Northumbria Police has seen female police officer numbers grow from 6 per cent to 29 per cent and two of the current Assistant Chief Constables are women. Dame Vera said: “Role models are important to young women. If you can see a woman in a senior role you can see that you might be able to follow suit or at least that the line of work is available to women. I suspect the presence of Cressida Dick as Metropolitan Police Commissioner has been a real encouragement to women to think about policing. Policing isn’t one career, it is many. From firearms support to safeguarding roles, the qualities needed are very diverse, and women have them all. It is obvious that, since the population is half women the police force need to be the same or they won’t be representative.

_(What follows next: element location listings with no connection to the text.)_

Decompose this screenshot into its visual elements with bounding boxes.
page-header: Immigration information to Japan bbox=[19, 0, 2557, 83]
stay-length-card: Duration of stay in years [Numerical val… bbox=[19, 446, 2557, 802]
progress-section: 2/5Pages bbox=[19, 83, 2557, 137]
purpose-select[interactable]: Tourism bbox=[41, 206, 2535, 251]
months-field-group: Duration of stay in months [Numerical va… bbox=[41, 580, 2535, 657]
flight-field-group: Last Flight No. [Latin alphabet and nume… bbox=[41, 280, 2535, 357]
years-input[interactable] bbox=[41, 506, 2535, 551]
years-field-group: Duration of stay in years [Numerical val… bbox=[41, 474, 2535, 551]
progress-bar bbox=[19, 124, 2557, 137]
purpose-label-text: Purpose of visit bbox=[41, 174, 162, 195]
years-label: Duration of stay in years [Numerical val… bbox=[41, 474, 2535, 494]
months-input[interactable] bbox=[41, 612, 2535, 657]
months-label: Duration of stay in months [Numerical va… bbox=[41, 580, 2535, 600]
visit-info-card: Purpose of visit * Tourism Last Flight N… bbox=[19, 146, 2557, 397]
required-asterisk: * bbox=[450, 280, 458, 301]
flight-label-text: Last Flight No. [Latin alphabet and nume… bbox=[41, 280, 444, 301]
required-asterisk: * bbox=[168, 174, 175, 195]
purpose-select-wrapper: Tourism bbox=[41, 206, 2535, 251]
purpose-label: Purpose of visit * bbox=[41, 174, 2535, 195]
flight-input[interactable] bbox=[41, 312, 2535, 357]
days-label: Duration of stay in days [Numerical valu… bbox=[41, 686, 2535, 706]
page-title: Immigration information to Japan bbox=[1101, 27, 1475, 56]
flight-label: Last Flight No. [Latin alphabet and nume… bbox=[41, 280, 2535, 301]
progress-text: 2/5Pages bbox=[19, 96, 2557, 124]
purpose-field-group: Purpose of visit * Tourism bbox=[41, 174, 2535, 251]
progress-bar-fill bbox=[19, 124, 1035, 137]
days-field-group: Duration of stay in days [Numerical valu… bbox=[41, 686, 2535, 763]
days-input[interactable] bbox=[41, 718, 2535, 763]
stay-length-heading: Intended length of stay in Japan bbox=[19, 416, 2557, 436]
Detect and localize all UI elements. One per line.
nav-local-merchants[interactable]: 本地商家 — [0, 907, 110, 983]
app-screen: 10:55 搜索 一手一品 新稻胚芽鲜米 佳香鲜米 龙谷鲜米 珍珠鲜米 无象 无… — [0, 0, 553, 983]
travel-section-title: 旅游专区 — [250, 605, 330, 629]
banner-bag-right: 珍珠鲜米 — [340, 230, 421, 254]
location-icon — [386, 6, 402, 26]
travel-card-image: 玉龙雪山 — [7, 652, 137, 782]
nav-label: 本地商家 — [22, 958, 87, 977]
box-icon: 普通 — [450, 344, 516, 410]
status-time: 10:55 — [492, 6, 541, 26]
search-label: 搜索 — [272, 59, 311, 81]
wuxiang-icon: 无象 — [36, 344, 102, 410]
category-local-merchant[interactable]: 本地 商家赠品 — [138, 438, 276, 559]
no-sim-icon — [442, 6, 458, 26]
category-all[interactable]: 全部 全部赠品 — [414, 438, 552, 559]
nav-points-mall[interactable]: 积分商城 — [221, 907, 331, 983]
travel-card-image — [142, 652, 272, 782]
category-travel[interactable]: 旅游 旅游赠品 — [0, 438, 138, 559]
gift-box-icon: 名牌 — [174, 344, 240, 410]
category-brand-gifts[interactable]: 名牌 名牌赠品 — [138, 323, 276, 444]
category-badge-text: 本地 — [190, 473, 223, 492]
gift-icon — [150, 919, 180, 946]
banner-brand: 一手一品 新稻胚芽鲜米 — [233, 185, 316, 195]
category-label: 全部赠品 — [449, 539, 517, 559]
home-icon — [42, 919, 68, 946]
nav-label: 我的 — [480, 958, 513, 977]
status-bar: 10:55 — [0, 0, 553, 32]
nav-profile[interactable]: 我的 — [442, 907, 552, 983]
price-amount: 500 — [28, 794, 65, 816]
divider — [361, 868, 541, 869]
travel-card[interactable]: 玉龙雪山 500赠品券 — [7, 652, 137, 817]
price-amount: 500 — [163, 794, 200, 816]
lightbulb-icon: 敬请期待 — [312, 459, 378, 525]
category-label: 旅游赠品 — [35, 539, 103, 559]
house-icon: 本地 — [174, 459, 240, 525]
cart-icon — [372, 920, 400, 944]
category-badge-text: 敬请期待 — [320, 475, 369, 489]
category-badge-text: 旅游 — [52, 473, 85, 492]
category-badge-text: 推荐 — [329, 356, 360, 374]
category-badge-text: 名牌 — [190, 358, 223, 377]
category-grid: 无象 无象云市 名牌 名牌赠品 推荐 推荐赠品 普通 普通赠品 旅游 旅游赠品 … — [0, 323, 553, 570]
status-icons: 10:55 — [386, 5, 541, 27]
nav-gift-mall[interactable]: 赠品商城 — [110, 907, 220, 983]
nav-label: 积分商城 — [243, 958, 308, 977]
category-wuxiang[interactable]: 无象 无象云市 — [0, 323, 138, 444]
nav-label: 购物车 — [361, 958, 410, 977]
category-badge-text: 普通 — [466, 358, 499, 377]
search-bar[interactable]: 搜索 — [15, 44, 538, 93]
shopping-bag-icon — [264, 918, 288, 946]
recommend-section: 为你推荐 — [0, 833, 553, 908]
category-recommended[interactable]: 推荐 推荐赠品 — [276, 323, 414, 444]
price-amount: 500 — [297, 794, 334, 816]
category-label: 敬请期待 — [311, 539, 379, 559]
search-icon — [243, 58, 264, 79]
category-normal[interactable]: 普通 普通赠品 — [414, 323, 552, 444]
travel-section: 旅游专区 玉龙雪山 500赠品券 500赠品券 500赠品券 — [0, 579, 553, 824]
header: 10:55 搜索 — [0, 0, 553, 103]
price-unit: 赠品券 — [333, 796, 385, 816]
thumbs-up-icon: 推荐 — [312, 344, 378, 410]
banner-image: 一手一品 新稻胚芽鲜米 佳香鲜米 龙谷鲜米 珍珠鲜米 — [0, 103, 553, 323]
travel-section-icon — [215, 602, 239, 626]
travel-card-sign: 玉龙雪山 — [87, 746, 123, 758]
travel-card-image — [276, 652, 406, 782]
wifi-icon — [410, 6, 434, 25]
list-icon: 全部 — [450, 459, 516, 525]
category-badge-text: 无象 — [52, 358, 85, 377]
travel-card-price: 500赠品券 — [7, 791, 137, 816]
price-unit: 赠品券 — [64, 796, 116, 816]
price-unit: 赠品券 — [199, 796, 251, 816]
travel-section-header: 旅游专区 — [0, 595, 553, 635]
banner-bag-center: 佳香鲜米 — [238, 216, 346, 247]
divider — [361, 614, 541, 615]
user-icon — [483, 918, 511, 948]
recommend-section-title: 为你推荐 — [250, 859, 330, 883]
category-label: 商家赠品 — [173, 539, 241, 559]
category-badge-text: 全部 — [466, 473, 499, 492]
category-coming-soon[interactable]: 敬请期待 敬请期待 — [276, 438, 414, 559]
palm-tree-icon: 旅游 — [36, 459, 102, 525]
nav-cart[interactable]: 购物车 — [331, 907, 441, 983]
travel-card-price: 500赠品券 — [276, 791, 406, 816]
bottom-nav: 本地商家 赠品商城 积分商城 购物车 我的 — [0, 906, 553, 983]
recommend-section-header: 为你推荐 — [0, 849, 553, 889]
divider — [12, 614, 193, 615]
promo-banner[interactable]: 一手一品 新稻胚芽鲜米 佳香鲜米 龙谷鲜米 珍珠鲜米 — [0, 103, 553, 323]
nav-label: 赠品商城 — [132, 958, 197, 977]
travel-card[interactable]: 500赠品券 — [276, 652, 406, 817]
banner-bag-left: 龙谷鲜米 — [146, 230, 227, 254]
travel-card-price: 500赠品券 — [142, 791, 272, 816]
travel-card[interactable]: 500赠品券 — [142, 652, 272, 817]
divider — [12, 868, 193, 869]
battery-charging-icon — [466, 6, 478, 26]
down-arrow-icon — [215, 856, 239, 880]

“The broader criminal justice system is also making progress towards better female representation. It isn’t long since the letters barristers received from the criminal court of appeal about their cases were written to say ‘a barrister must…. he must…. his client will’. I wrote to the court saying this rhetoric made women lawyers feel unwelcome and they promised to change when their current stocks of letters ran out. It must have been a massive order as it was years before it was re-written! However, until very recently there was only one woman judge in the Supreme Court, and only 22 per cent in the high court are women. The percentages of women get bigger as you go down through the courts which is not a good sign – typical that women are in the lower categories of the judiciary as they often are in other jobs.
“It’s important we do everything we can to help forge a more gender-balanced world – not just on International Women’s Day but every day. We’ve been working hard to achieve gender equality in the criminal justice system – the balance is shifting – and I will keep championing for change.”